L’indomani dopo una colazione allietata da simpatiche colombelle (geopelia striata) tenute a fatica lontano dai nostri piatti, partecipiamo all’interessante giro guidato di Robbie, che con un entusiasmo contagioso racconta della “sua” isola, delle 20 tartarughe giganti libere in natura, tra cui Esmeralda, la più pesante al mondo (300 kg) che a dispetto del nome è un maschio, delle 24 specie di uccelli migratori registrate alle Seychelles, viste per la prima volta su quest’isola (di cui 7 ancora sconosciute nel resto del paese), delle sterne fuligginose che a decine di migliaia arrivano da tardo marzo per nidificare a maggio nella riserva a nord, lasciando l’isola da ottobre, o dei magnifici fetonti coda bianca appollaiati nei loro nidi tra le radici degli alberi intorno ai bungalows, che Robbie sembra conoscere ad uno ad uno. In lontananza sotto il sole accecante, il puntino che scorgiamo emergere dal mare blu intenso è una tartaruga embricata che a fatica risale la deserta spiaggia West forse per deporvi le uova. Ottobre-febbraio è il periodo migliore per la nidificazione così come dicembre-marzo è quello per la nascita dei piccoli.

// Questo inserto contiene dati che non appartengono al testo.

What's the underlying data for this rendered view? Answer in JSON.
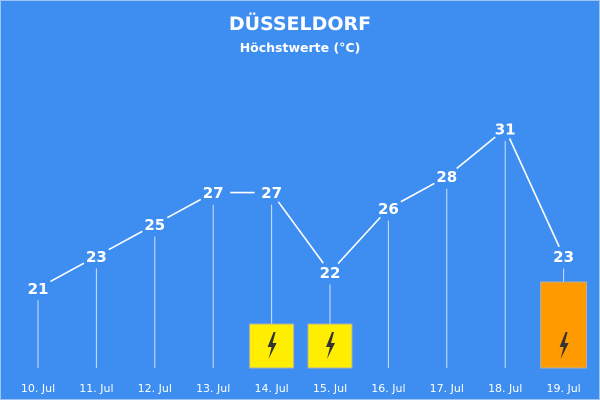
{
  "header": {
    "title": "DÜSSELDORF",
    "subtitle": "Höchstwerte (°C)"
  },
  "chart_data": {
    "type": "line",
    "title": "DÜSSELDORF",
    "subtitle": "Höchstwerte (°C)",
    "xlabel": "",
    "ylabel": "",
    "categories": [
      "10. Jul",
      "11. Jul",
      "12. Jul",
      "13. Jul",
      "14. Jul",
      "15. Jul",
      "16. Jul",
      "17. Jul",
      "18. Jul",
      "19. Jul"
    ],
    "values": [
      21,
      23,
      25,
      27,
      27,
      22,
      26,
      28,
      31,
      23
    ],
    "ylim": [
      16,
      34
    ],
    "grid": false,
    "legend": "none",
    "warnings": [
      {
        "category": "14. Jul",
        "level": "yellow",
        "icon": "lightning-icon",
        "severity": 1
      },
      {
        "category": "15. Jul",
        "level": "yellow",
        "icon": "lightning-icon",
        "severity": 1
      },
      {
        "category": "19. Jul",
        "level": "orange",
        "icon": "lightning-icon",
        "severity": 2
      }
    ]
  },
  "colors": {
    "background": "#3d8ef0",
    "line": "#ffffff",
    "drop_line": "#cfe2fb",
    "warning_yellow": "#ffee00",
    "warning_orange": "#ff9a00",
    "warning_border": "#b0b0b0",
    "bolt": "#333333"
  }
}
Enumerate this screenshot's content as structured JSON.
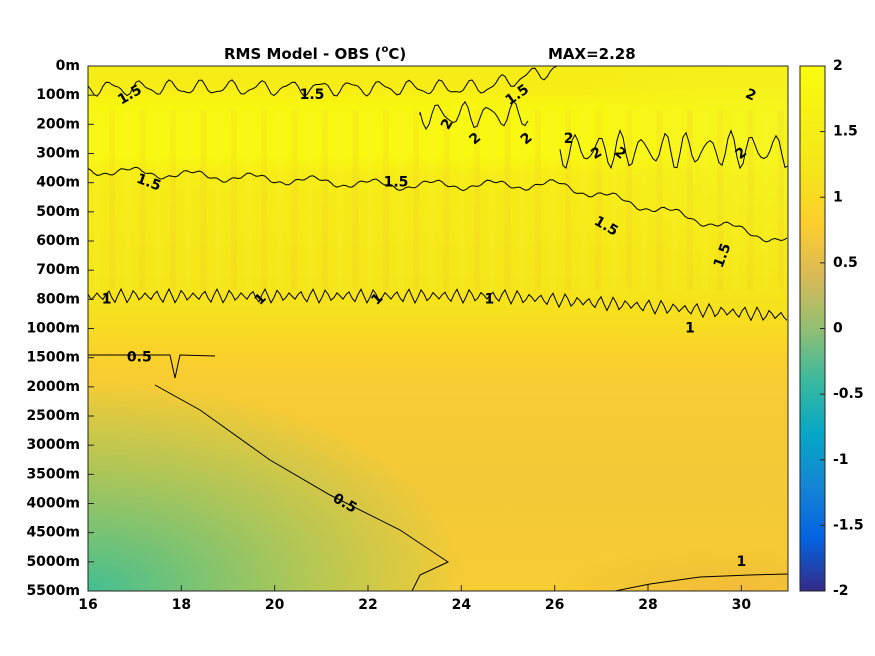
{
  "chart_data": {
    "type": "heatmap",
    "title": "RMS Model - OBS (",
    "title_sup": "o",
    "title_end": "C)",
    "max_label": "MAX=2.28",
    "x_ticks": [
      "16",
      "18",
      "20",
      "22",
      "24",
      "26",
      "28",
      "30"
    ],
    "x_tick_values": [
      16,
      18,
      20,
      22,
      24,
      26,
      28,
      30
    ],
    "xlim": [
      16,
      31
    ],
    "y_ticks": [
      "0m",
      "100m",
      "200m",
      "300m",
      "400m",
      "500m",
      "600m",
      "700m",
      "800m",
      "1000m",
      "1500m",
      "2000m",
      "2500m",
      "3000m",
      "3500m",
      "4000m",
      "4500m",
      "5000m",
      "5500m"
    ],
    "colorbar": {
      "ticks": [
        "2",
        "1.5",
        "1",
        "0.5",
        "0",
        "-0.5",
        "-1",
        "-1.5",
        "-2"
      ],
      "range": [
        -2,
        2
      ],
      "colormap": "parula"
    },
    "contour_levels": [
      0.5,
      1,
      1.5,
      2
    ],
    "contour_labels": [
      {
        "text": "1.5",
        "x": 16.9,
        "depth": "100m",
        "rot": -30
      },
      {
        "text": "1.5",
        "x": 20.8,
        "depth": "100m",
        "rot": 0
      },
      {
        "text": "1.5",
        "x": 25.2,
        "depth": "100m",
        "rot": -35
      },
      {
        "text": "2",
        "x": 30.2,
        "depth": "100m",
        "rot": 25
      },
      {
        "text": "2",
        "x": 23.7,
        "depth": "200m",
        "rot": -60
      },
      {
        "text": "2",
        "x": 24.3,
        "depth": "250m",
        "rot": -40
      },
      {
        "text": "2",
        "x": 25.4,
        "depth": "250m",
        "rot": -40
      },
      {
        "text": "2",
        "x": 26.3,
        "depth": "250m",
        "rot": 0
      },
      {
        "text": "2",
        "x": 26.9,
        "depth": "300m",
        "rot": -30
      },
      {
        "text": "2",
        "x": 27.4,
        "depth": "300m",
        "rot": 40
      },
      {
        "text": "2",
        "x": 30.0,
        "depth": "300m",
        "rot": -40
      },
      {
        "text": "1.5",
        "x": 17.3,
        "depth": "400m",
        "rot": 20
      },
      {
        "text": "1.5",
        "x": 22.6,
        "depth": "400m",
        "rot": 0
      },
      {
        "text": "1.5",
        "x": 27.1,
        "depth": "550m",
        "rot": 30
      },
      {
        "text": "1.5",
        "x": 29.6,
        "depth": "650m",
        "rot": -70
      },
      {
        "text": "1",
        "x": 16.4,
        "depth": "800m",
        "rot": 0
      },
      {
        "text": "1",
        "x": 19.7,
        "depth": "800m",
        "rot": -45
      },
      {
        "text": "1",
        "x": 22.2,
        "depth": "800m",
        "rot": -45
      },
      {
        "text": "1",
        "x": 24.6,
        "depth": "800m",
        "rot": 0
      },
      {
        "text": "1",
        "x": 28.9,
        "depth": "1000m",
        "rot": 0
      },
      {
        "text": "0.5",
        "x": 17.1,
        "depth": "1500m",
        "rot": 0
      },
      {
        "text": "0.5",
        "x": 21.5,
        "depth": "4000m",
        "rot": 30
      },
      {
        "text": "1",
        "x": 30.0,
        "depth": "5000m",
        "rot": 0
      }
    ]
  }
}
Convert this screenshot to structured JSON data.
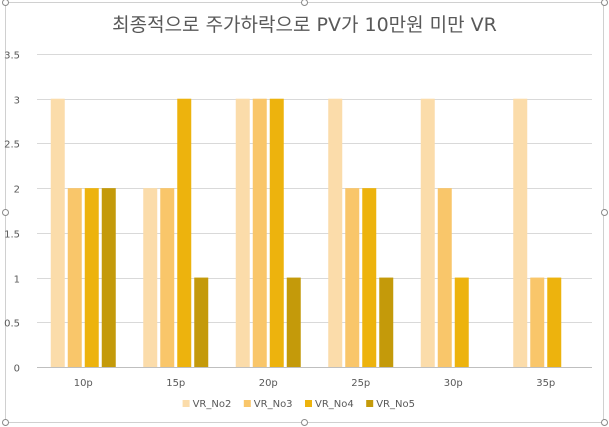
{
  "chart_data": {
    "type": "bar",
    "title": "최종적으로 주가하락으로 PV가 10만원 미만 VR",
    "categories": [
      "10p",
      "15p",
      "20p",
      "25p",
      "30p",
      "35p"
    ],
    "ylim": [
      0,
      3.5
    ],
    "yticks": [
      "0",
      "0.5",
      "1",
      "1.5",
      "2",
      "2.5",
      "3",
      "3.5"
    ],
    "grid": true,
    "legend_position": "bottom",
    "series": [
      {
        "name": "VR_No2",
        "color": "#fbdcaa",
        "values": [
          3,
          2,
          3,
          3,
          3,
          3
        ]
      },
      {
        "name": "VR_No3",
        "color": "#f9c66a",
        "values": [
          2,
          2,
          3,
          2,
          2,
          1
        ]
      },
      {
        "name": "VR_No4",
        "color": "#edb30d",
        "values": [
          2,
          3,
          3,
          2,
          1,
          1
        ]
      },
      {
        "name": "VR_No5",
        "color": "#c49a0a",
        "values": [
          2,
          1,
          1,
          1,
          0,
          0
        ]
      }
    ]
  }
}
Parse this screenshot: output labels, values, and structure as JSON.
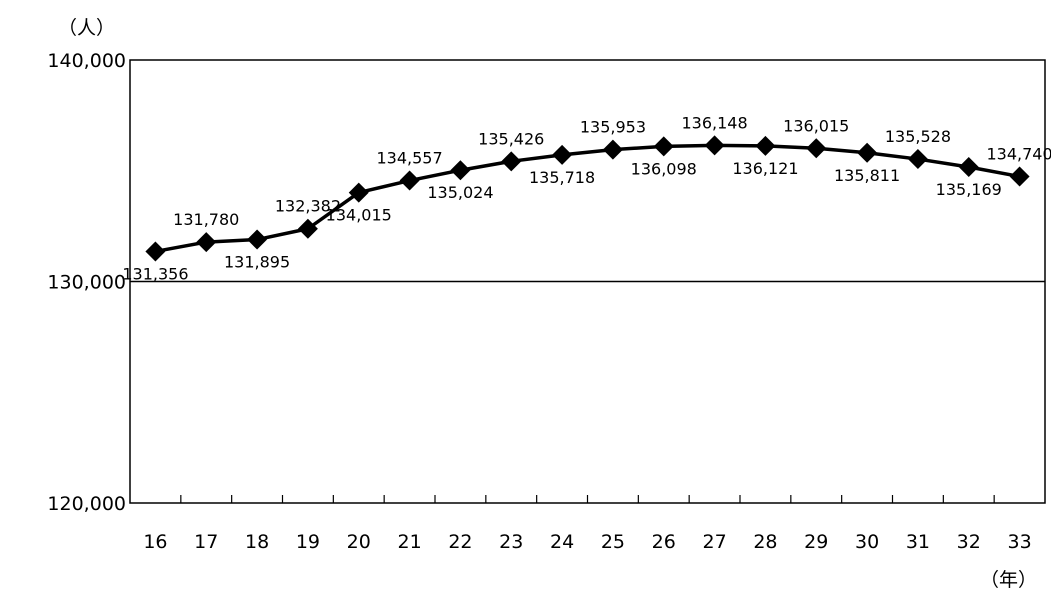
{
  "chart_data": {
    "type": "line",
    "ylabel": "（人）",
    "xlabel": "（年）",
    "ylim": [
      120000,
      140000
    ],
    "yticks": [
      "120,000",
      "130,000",
      "140,000"
    ],
    "y_tick_values": [
      120000,
      130000,
      140000
    ],
    "categories": [
      "16",
      "17",
      "18",
      "19",
      "20",
      "21",
      "22",
      "23",
      "24",
      "25",
      "26",
      "27",
      "28",
      "29",
      "30",
      "31",
      "32",
      "33"
    ],
    "series": [
      {
        "values": [
          131356,
          131780,
          131895,
          132382,
          134015,
          134557,
          135024,
          135426,
          135718,
          135953,
          136098,
          136148,
          136121,
          136015,
          135811,
          135528,
          135169,
          134740
        ],
        "labels": [
          "131,356",
          "131,780",
          "131,895",
          "132,382",
          "134,015",
          "134,557",
          "135,024",
          "135,426",
          "135,718",
          "135,953",
          "136,098",
          "136,148",
          "136,121",
          "136,015",
          "135,811",
          "135,528",
          "135,169",
          "134,740"
        ],
        "label_positions": [
          "below",
          "above",
          "below",
          "above",
          "below",
          "above",
          "below",
          "above",
          "below",
          "above",
          "below",
          "above",
          "below",
          "above",
          "below",
          "above",
          "below",
          "above"
        ]
      }
    ],
    "marker": "diamond",
    "line_color": "#000000",
    "gridline_values": [
      130000
    ]
  }
}
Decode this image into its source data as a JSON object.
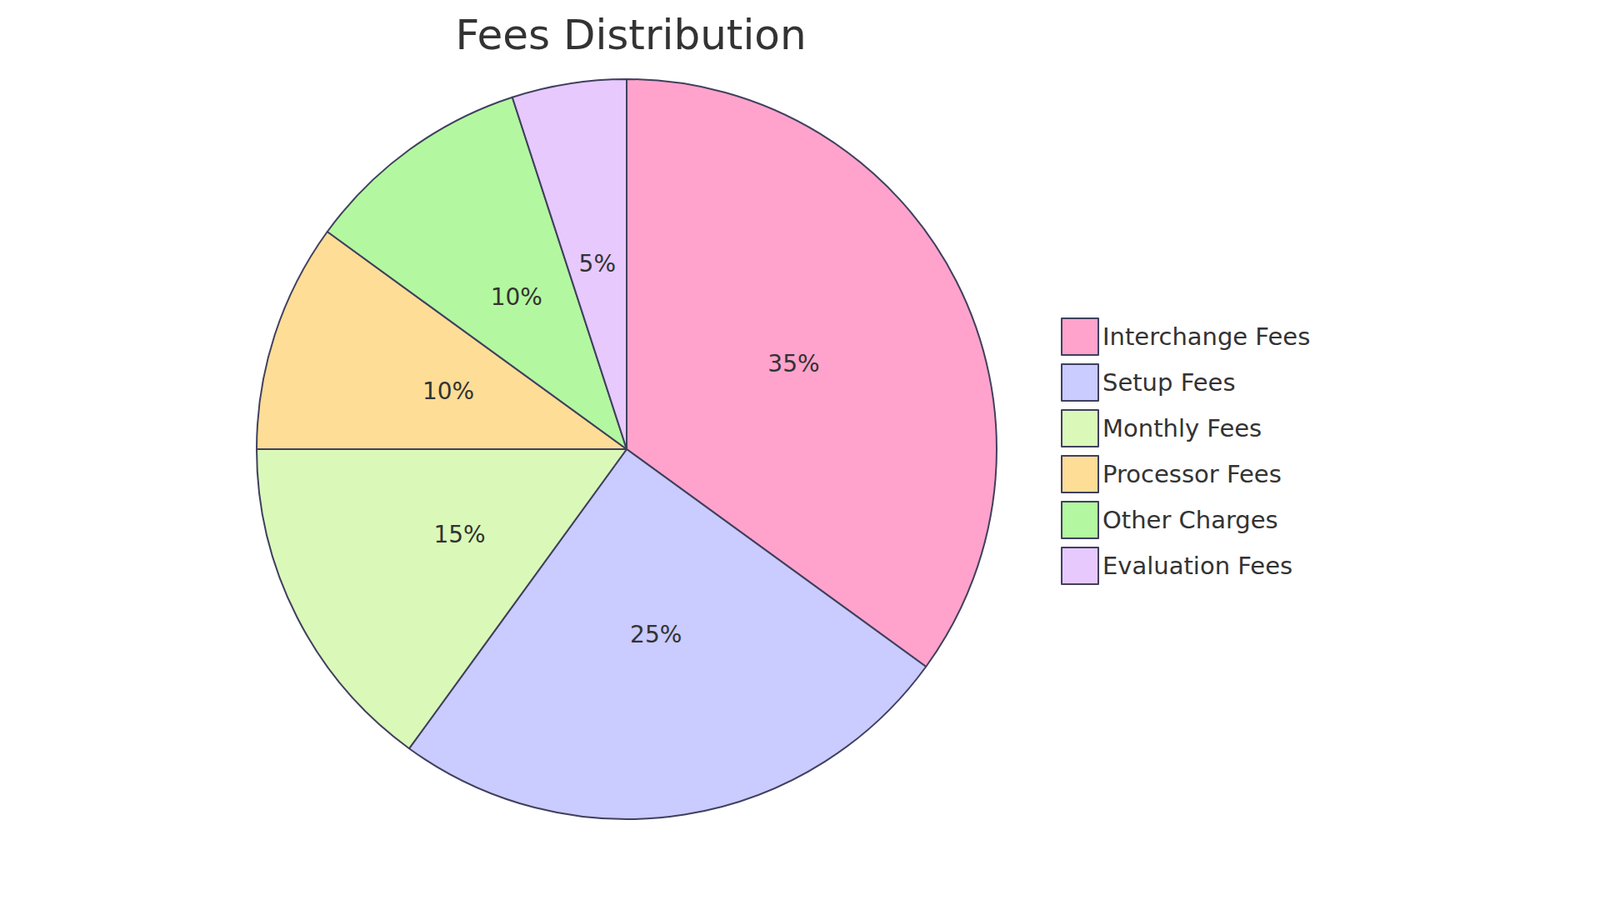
{
  "chart_data": {
    "type": "pie",
    "title": "Fees Distribution",
    "categories": [
      "Interchange Fees",
      "Setup Fees",
      "Monthly Fees",
      "Processor Fees",
      "Other Charges",
      "Evaluation Fees"
    ],
    "values": [
      35,
      25,
      15,
      10,
      10,
      5
    ],
    "value_labels": [
      "35%",
      "25%",
      "15%",
      "10%",
      "10%",
      "5%"
    ],
    "colors": [
      "#ffa3cc",
      "#cacbfe",
      "#daf9b9",
      "#fedd96",
      "#b3f8a0",
      "#e7c9fe"
    ],
    "data_labels": true,
    "legend": "right"
  }
}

Il tempo scorre veloce e ci rimangono poche ore prima del pranzo e del volo di ritorno delle 15,30. Ci tuffiamo per l’ultimo snorkeling nelle acque agitate dell’estrema punta sud dell’isola per poi risalire a piedi la lunga spiaggia bianca fino all’incantevole North Point Beach, a 500 mt dall’altopiano sottomarino delle Seychelles dove il letto dell’oceano scende a 2000 metri, un altro scorcio di paradiso di Bird Island, dove regnano quiete e relax assoluti.